Judge Vinson wrote the following:
It is difficult to imagine that a nation which began, at least in part, as the result of opposition to a British mandate giving the East India Company a monopoly and imposing a nominal tax on all tea sold in America would have set out to create a government with the power to force people to buy tea in the first place. If Congress can penalize a passive individual for failing to engage in commerce, the enumeration of powers in the Constitution would have been in vain for it would be ‘difficult to perceive any limitation on federal power’ and we would have a Constitution in name only.
Judge Vinson sided with Alabama, Alaska, Arizona, Colorado, Florida, Georgia, Idaho, Indiana, Iowa, Kansas, Louisiana, Maine, Michigan, Mississippi, Nebraska, Nevada, North Dakota, Ohio, Pennsylvania, South Carolina, South Dakota, Texas, Utah, Washington, Wisconsin, and Wyoming to hold that “The Patient Protection and Affordable Care Act” is unconstitutional.

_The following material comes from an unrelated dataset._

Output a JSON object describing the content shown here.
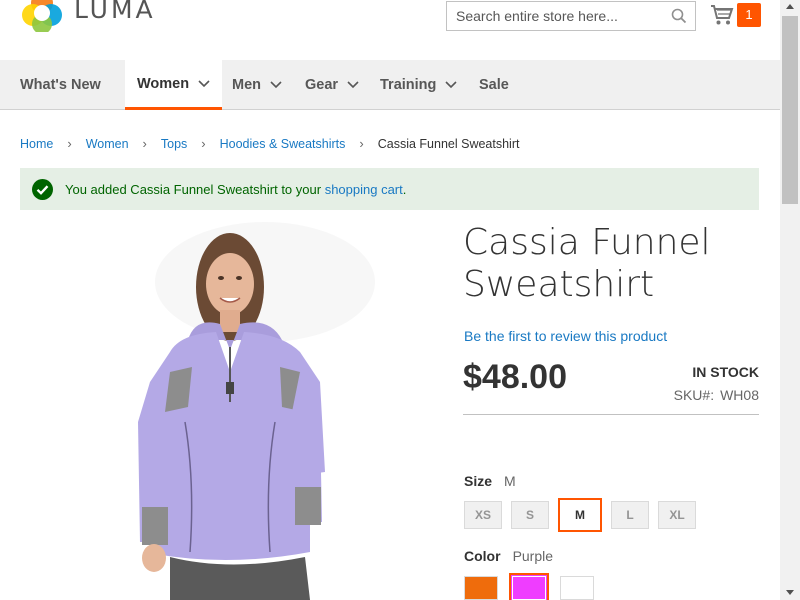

Conn Carroll of The Foundry argues that this idea needs to be expunged from the law books.
The United States economy, and the American people, cannot wait for the Supreme Court to render a final decision. Obamacare is not just a judicial question. It is a fundamental question about what kind of country we want to live in. Do we want an America of limited government and vibrant economic growth? Or do we want to move toward an unlimited European-style welfare state?
Mike Franc, Vice President for Government Relations at The Heritage Foundation argues that the Obama Administration should listen to the Florida court and suspend ObamaCare.
Now, the White House faces a simple and straightforward choice: Will President Obama abide by a decision arrived at by a federal district court judge pursuant to all applicable federal procedural niceties, or, unilaterally ignore the rule of law, as he has done in the past?
Any way you look at the issue, ObamaCare is in serious condition with the American people, the federal judiciary and Congress. If President Obama does not take the many legal and political challenges to his unconstitutional health care law seriously, he may force the federal Courts and the Congress to take extraordinary measures to erase ObamaCare from the Federal Code. Hopefully cooler heads prevail on the President to do the right thing, listen to the American people, the courts and Congress – repeal ObamaCare right now.